La mañana en casa de Carmen transcurrió con una inesperada sensación de normalidad. Sus hijas, Sofía y Lucía, se convirtieron en nuestras pequeñas anfitrionas, mostrándonos sus dibujos, cuentos favoritos y compartiendo juegos y risas con una naturalidad desarmante. Pablo, sorprendentemente participativo, se unió a un caótico partido de fútbol en el salón, usando cojines como porterías. Su risa, poco habitual, se mezclaba con los gritos alegres de las niñas. David, aunque más callado, parecía relajado por primera vez en días. Se quedó en el sofá hojeando un libro de la estantería, ajeno al bullicio pero con una leve sonrisa en los labios.
Mientras tanto, Carmen preparaba un arroz al horno que llenaba la casa con el aroma del sofrito y las especias. Ese olor me trasladó por un instante a las reuniones familiares de la infancia. Aproveché ese rato en la cocina para hablar con ella a solas, mientras removía el arroz con el delantal manchado de harina. Me habló de su vida en Alcalá, de lo tranquila que era la ciudad para criar a sus hijas, de los mercadillos de los sábados, de lo fácil que era ir a Madrid en transporte público.
Yo, con una taza de té entre las manos, le hablé con sinceridad. Le conté lo difícil que había sido mi etapa en Mallorca, la soledad que sentía allí, lo mucho que necesitaba este nuevo comienzo. Estaba agotada emocionalmente, pero con ganas de reconstruir algo desde cero.
—Alcalá tiene mucho que ofrecer —me dijo, mirándome con ternura. Ya lo irás descubriendo. Y si necesitas cualquier cosa, estoy a un par de calles. Aquí no estás sola.
Sentí un nudo en la garganta. Hacía tiempo que no escuchaba algo así.
Entonces me preguntó si tenía más familia cerca. Me quedé pensativa, rebuscando en la memoria.
—Tengo otra prima, Elena. Creo que vive en Madrid capital. No nos vemos desde hace años, desde que se casó. Debo tener su número por ahí… Voy a buscarlo y la llamaré.
Después de disfrutar del arroz, de una ensalada fresca y de un postre casero que Carmen preparó con cariño, sentí la necesidad de salir a conocer un poco mi nuevo entorno.
—¿Qué os parece si damos una vuelta por Alcalá? —les propuse a Pablo y David mientras recogíamos la mesa.
Pablo aceptó enseguida, entusiasmado.

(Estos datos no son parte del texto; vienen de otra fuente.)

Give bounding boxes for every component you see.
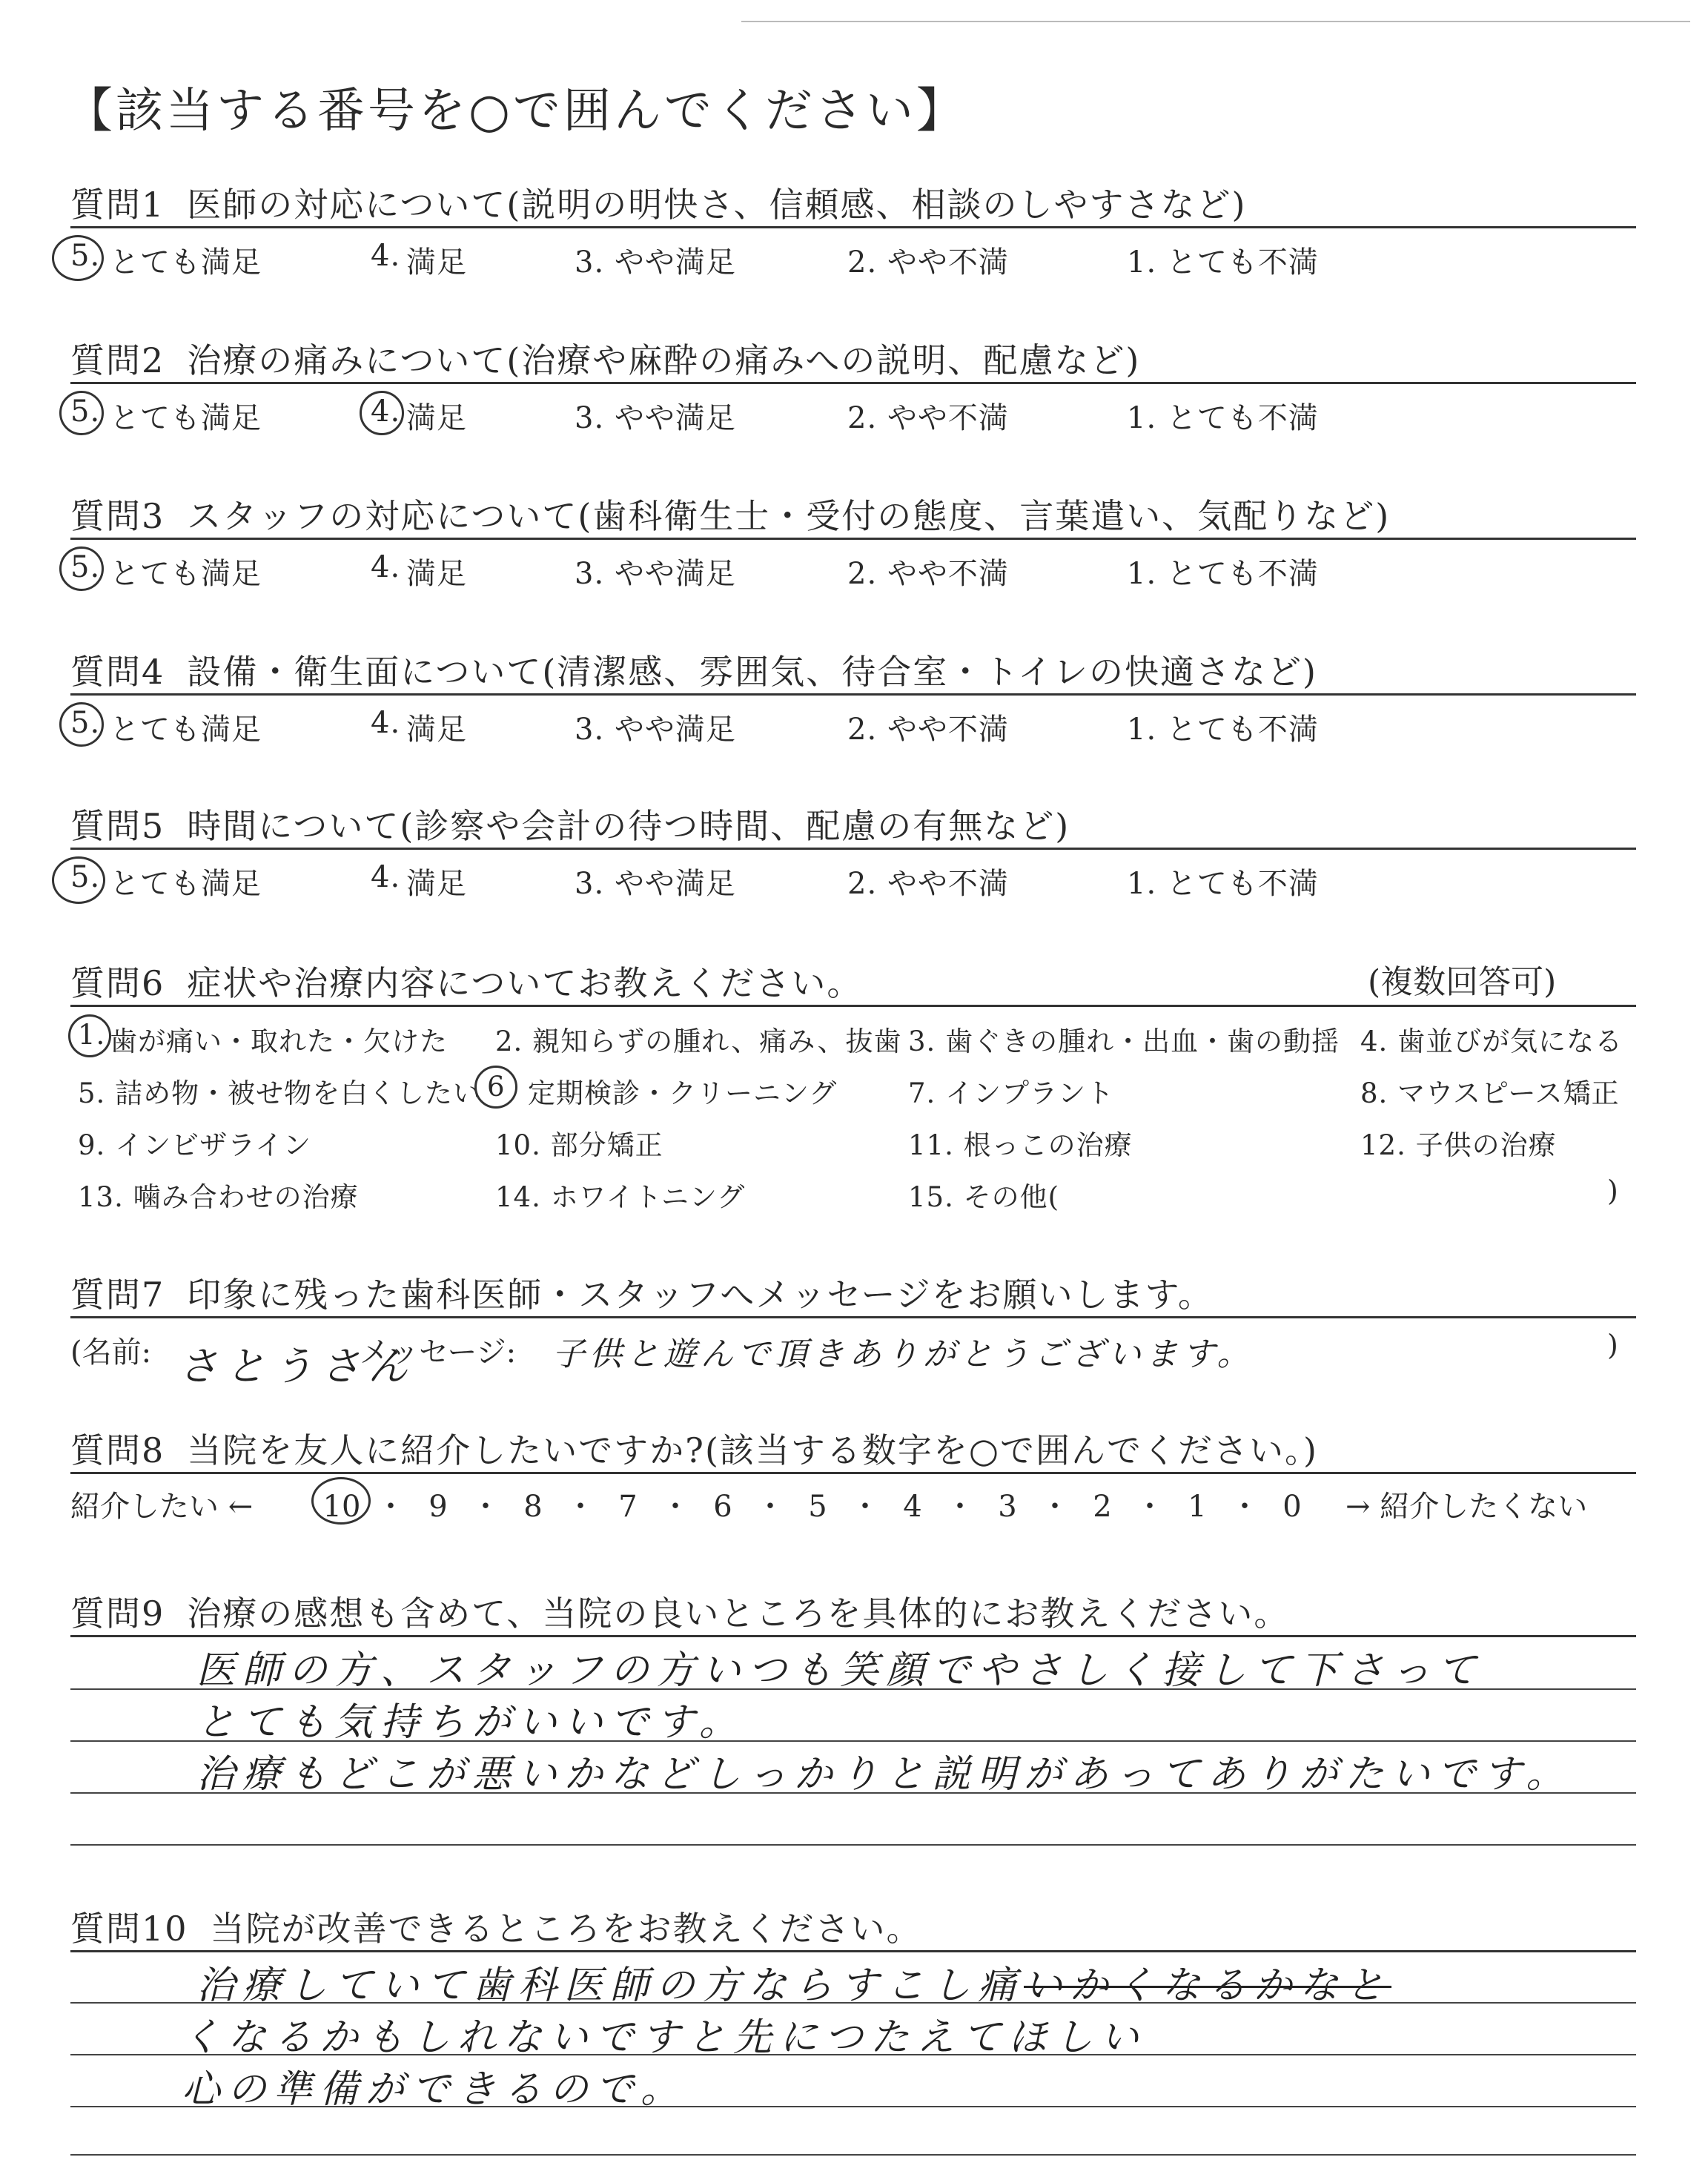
q9-rule <box>70 1635 1636 1637</box>
q4-option-2[interactable]: 2. やや不満 <box>847 713 1009 747</box>
q2-rule <box>70 382 1636 384</box>
q8-scale-value-2[interactable]: 2 <box>1093 1490 1112 1524</box>
q7-rule <box>70 1316 1636 1318</box>
q6-option-1-label[interactable]: 歯が痛い・取れた・欠けた <box>110 1025 448 1057</box>
q9-text: 治療の感想も含めて、当院の良いところを具体的にお教えください。 <box>187 1593 1290 1634</box>
q6-option-12[interactable]: 12. 子供の治療 <box>1360 1129 1557 1161</box>
q2-number: 質問2 <box>70 340 165 380</box>
q3-option-3[interactable]: 3. やや満足 <box>575 557 736 591</box>
q2-option-4-num[interactable]: 4. <box>371 394 401 429</box>
q10-rule <box>70 1950 1636 1952</box>
q2-text: 治療の痛みについて(治療や麻酔の痛みへの説明、配慮など) <box>187 340 1141 380</box>
q6-option-15[interactable]: 15. その他( <box>908 1181 1060 1213</box>
q7-name-handwritten[interactable]: さとうさん <box>178 1343 415 1390</box>
q8-scale-separator: ・ <box>1040 1490 1070 1524</box>
q4-option-4-num[interactable]: 4. <box>371 706 401 740</box>
q10-text: 当院が改善できるところをお教えください。 <box>210 1909 922 1949</box>
q2-option-2[interactable]: 2. やや不満 <box>847 401 1009 435</box>
q8-scale-separator: ・ <box>376 1490 406 1524</box>
q8-scale-separator: ・ <box>566 1490 595 1524</box>
q8-right-label: → 紹介したくない <box>1345 1490 1588 1524</box>
q8-scale-separator: ・ <box>471 1490 500 1524</box>
q3-heading <box>70 489 1390 538</box>
q8-scale-separator: ・ <box>1135 1490 1165 1524</box>
q9-heading <box>70 1587 1289 1636</box>
q6-option-5[interactable]: 5. 詰め物・被せ物を白くしたい <box>78 1077 482 1109</box>
q1-option-4-label[interactable]: 満足 <box>406 245 467 280</box>
q5-option-5-num[interactable]: 5. <box>70 860 101 894</box>
q6-option-11[interactable]: 11. 根っこの治療 <box>908 1129 1133 1161</box>
q6-multiple-note: (複数回答可) <box>1368 963 1557 1001</box>
q10-answer-line: 心の準備ができるので。 <box>182 2067 686 2112</box>
q5-option-4-num[interactable]: 4. <box>371 860 401 894</box>
q8-scale-value-5[interactable]: 5 <box>808 1490 827 1524</box>
q6-option-2[interactable]: 2. 親知らずの腫れ、痛み、抜歯 <box>495 1025 902 1057</box>
q2-option-4-label[interactable]: 満足 <box>406 401 467 435</box>
q7-number: 質問7 <box>70 1275 165 1315</box>
q2-heading <box>70 334 1140 383</box>
q1-rule <box>70 226 1636 228</box>
q8-scale-value-9[interactable]: 9 <box>428 1490 448 1524</box>
q10-number: 質問10 <box>70 1909 188 1949</box>
q5-option-5-label[interactable]: とても満足 <box>110 867 262 901</box>
q6-option-14[interactable]: 14. ホワイトニング <box>495 1181 746 1213</box>
q4-option-5-label[interactable]: とても満足 <box>110 713 262 747</box>
q3-rule <box>70 538 1636 540</box>
q7-name-label: (名前: <box>70 1335 152 1370</box>
q1-option-1[interactable]: 1. とても不満 <box>1127 245 1319 280</box>
q10-heading <box>70 1902 922 1951</box>
q3-option-4-num[interactable]: 4. <box>371 550 401 584</box>
q7-message-label: メッセージ: <box>360 1335 517 1370</box>
q8-scale-separator: ・ <box>1230 1490 1260 1524</box>
q6-other-close-paren: ) <box>1607 1175 1618 1207</box>
q5-option-4-label[interactable]: 満足 <box>406 867 467 901</box>
q2-option-5-label[interactable]: とても満足 <box>110 401 262 435</box>
q8-scale-value-10[interactable]: 10 <box>322 1490 361 1524</box>
q1-option-3[interactable]: 3. やや満足 <box>575 245 736 280</box>
q4-number: 質問4 <box>70 652 165 692</box>
q8-scale-value-1[interactable]: 1 <box>1188 1490 1207 1524</box>
q5-option-3[interactable]: 3. やや満足 <box>575 867 736 901</box>
q5-heading <box>70 799 1070 848</box>
q8-left-label: 紹介したい ← <box>70 1490 254 1524</box>
q6-option-13[interactable]: 13. 噛み合わせの治療 <box>78 1181 359 1213</box>
q8-scale-value-3[interactable]: 3 <box>998 1490 1017 1524</box>
q5-rule <box>70 848 1636 850</box>
q8-scale-separator: ・ <box>661 1490 690 1524</box>
q6-heading <box>70 957 862 1005</box>
q9-number: 質問9 <box>70 1593 165 1634</box>
q2-option-3[interactable]: 3. やや満足 <box>575 401 736 435</box>
q3-option-4-label[interactable]: 満足 <box>406 557 467 591</box>
q6-option-8[interactable]: 8. マウスピース矯正 <box>1360 1077 1620 1109</box>
q8-scale-value-0[interactable]: 0 <box>1282 1490 1302 1524</box>
q5-option-2[interactable]: 2. やや不満 <box>847 867 1009 901</box>
q1-option-4-num[interactable]: 4. <box>371 239 401 273</box>
q8-scale <box>315 1483 1317 1525</box>
q9-ruled-line <box>70 1844 1636 1846</box>
q5-number: 質問5 <box>70 806 165 846</box>
q8-number: 質問8 <box>70 1430 165 1470</box>
q6-option-9[interactable]: 9. インビザライン <box>78 1129 311 1161</box>
q6-rule <box>70 1005 1636 1007</box>
q6-option-6-label[interactable]: 定期検診・クリーニング <box>528 1077 838 1109</box>
scan-edge-line <box>741 21 1690 22</box>
q8-heading <box>70 1424 1318 1473</box>
q1-heading <box>70 178 1246 227</box>
q3-number: 質問3 <box>70 496 165 536</box>
q4-option-1[interactable]: 1. とても不満 <box>1127 713 1319 747</box>
q10-answer-line: くなるかもしれないですと先につたえてほしい <box>182 2015 1146 2060</box>
q3-text: スタッフの対応について(歯科衛生士・受付の態度、言葉遣い、気配りなど) <box>187 496 1391 536</box>
q1-option-5-label[interactable]: とても満足 <box>110 245 262 280</box>
q8-scale-separator: ・ <box>945 1490 975 1524</box>
q10-answer-line <box>196 1954 1391 2009</box>
q8-rule <box>70 1472 1636 1474</box>
q8-text: 当院を友人に紹介したいですか?(該当する数字を○で囲んでください。) <box>187 1430 1318 1470</box>
q4-option-4-label[interactable]: 満足 <box>406 713 467 747</box>
q3-option-5-label[interactable]: とても満足 <box>110 557 262 591</box>
q6-option-4[interactable]: 4. 歯並びが気になる <box>1360 1025 1623 1057</box>
q1-option-2[interactable]: 2. やや不満 <box>847 245 1009 280</box>
q3-option-2[interactable]: 2. やや不満 <box>847 557 1009 591</box>
q7-close-paren: ) <box>1607 1329 1618 1361</box>
q7-message-handwritten[interactable]: 子供と遊んで頂きありがとうございます。 <box>552 1335 1254 1373</box>
q9-answer-line: とても気持ちがいいです。 <box>196 1700 745 1745</box>
q10-answer-line-1: 治療していて歯科医師の方ならすこし痛 <box>196 1964 1025 2008</box>
q7-heading <box>70 1268 1214 1317</box>
q6-option-3[interactable]: 3. 歯ぐきの腫れ・出血・歯の動揺 <box>908 1025 1340 1057</box>
q5-text: 時間について(診察や会計の待つ時間、配慮の有無など) <box>187 806 1070 846</box>
q8-scale-separator: ・ <box>755 1490 785 1524</box>
q6-option-10[interactable]: 10. 部分矯正 <box>495 1129 663 1161</box>
q4-rule <box>70 693 1636 696</box>
q2-option-5-num[interactable]: 5. <box>70 394 101 429</box>
q9-answer-line: 治療もどこが悪いかなどしっかりと説明があってありがたいです。 <box>196 1752 1572 1797</box>
q10-struck-text: いかくなるかなと <box>1024 1964 1392 2008</box>
q7-text: 印象に残った歯科医師・スタッフへメッセージをお願いします。 <box>187 1275 1214 1315</box>
q6-number: 質問6 <box>70 963 165 1003</box>
q9-answer-line: 医師の方、スタッフの方いつも笑顔でやさしく接して下さって <box>196 1648 1484 1693</box>
page-title: 【該当する番号を○で囲んでください】 <box>65 84 967 139</box>
q4-option-3[interactable]: 3. やや満足 <box>575 713 736 747</box>
q1-option-5-num[interactable]: 5. <box>70 239 101 273</box>
q6-option-6-num[interactable]: 6 <box>487 1071 506 1103</box>
q3-option-5-num[interactable]: 5. <box>70 550 101 584</box>
q1-number: 質問1 <box>70 185 165 225</box>
q8-scale-value-4[interactable]: 4 <box>903 1490 922 1524</box>
q4-heading <box>70 645 1317 694</box>
q10-ruled-line <box>70 2154 1636 2156</box>
q8-scale-separator: ・ <box>850 1490 880 1524</box>
q6-text: 症状や治療内容についてお教えください。 <box>187 963 863 1003</box>
q4-option-5-num[interactable]: 5. <box>70 706 101 740</box>
q4-text: 設備・衛生面について(清潔感、雰囲気、待合室・トイレの快適さなど) <box>187 652 1317 692</box>
q2-option-1[interactable]: 1. とても不満 <box>1127 401 1319 435</box>
q1-text: 医師の対応について(説明の明快さ、信頼感、相談のしやすさなど) <box>187 185 1247 225</box>
q6-option-1-num[interactable]: 1. <box>78 1019 106 1051</box>
q8-scale-value-7[interactable]: 7 <box>618 1490 638 1524</box>
q8-scale-value-6[interactable]: 6 <box>713 1490 732 1524</box>
q8-scale-value-8[interactable]: 8 <box>523 1490 543 1524</box>
q6-option-7[interactable]: 7. インプラント <box>908 1077 1115 1109</box>
q5-option-1[interactable]: 1. とても不満 <box>1127 867 1319 901</box>
q3-option-1[interactable]: 1. とても不満 <box>1127 557 1319 591</box>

David dudó al principio, como siempre, pero acabó uniéndose, más por inercia que por otra cosa.
Alcalá nos recibió con todo su encanto. Paseamos por la calle Mayor, admirando los soportales, las tiendas de toda la vida, la vida bulliciosa de la gente. Nos detuvimos frente a la Universidad, imponente, y en la Plaza de Cervantes, donde los turistas se mezclaban con estudiantes que caminaban con mochilas al hombro. Pablo incluso se interesó por el museo de Cervantes. Me sorprendió su actitud abierta, y por un momento, me sentí ilusionada de que algo estaba cambiando.
Ya en el Parque de los Reyes, nos sentamos en un banco bajo la sombra de los árboles. El cielo estaba claro, y una brisa suave acariciaba el rostro. Me animé a buscar el número de Elena. Tras unos minutos rebuscando entre contactos antiguos, la llamé desde una cabina telefónica cercana. Saltó el contestador. Le dejé un mensaje contándole que me había mudado a Alcalá y que me encantaría verla si algún día iba a la capital.
Para mi sorpresa, al rato volví a llamar y atendió la llamada. Escuchar su voz después de tanto tiempo me provocó una emoción inesperada. Me dijo que solía venir a Alcalá con frecuencia a visitar a unos amigos, y me propuso quedar la próxima semana para tomar un café.
Esa simple posibilidad me llenó de alegría. Tener familia cerca, aunque fuera en Madrid, me daba cierta sensación de seguridad, de conexión. Algo muy valioso en medio de tanta incertidumbre.
Al volver a casa de Carmen, ya al anochecer, con las farolas encendidas y el aire fresco del atardecer, sentí que algo dentro de mí empezaba a tranquilizarse. Aún no había visto a mi padre, y eso seguía siendo importante, pero la calidez de Carmen, el cariño espontáneo de sus hijas y ese pequeño puente que se tendía hacia Elena me daban una sensación reconfortante: no estaba sola.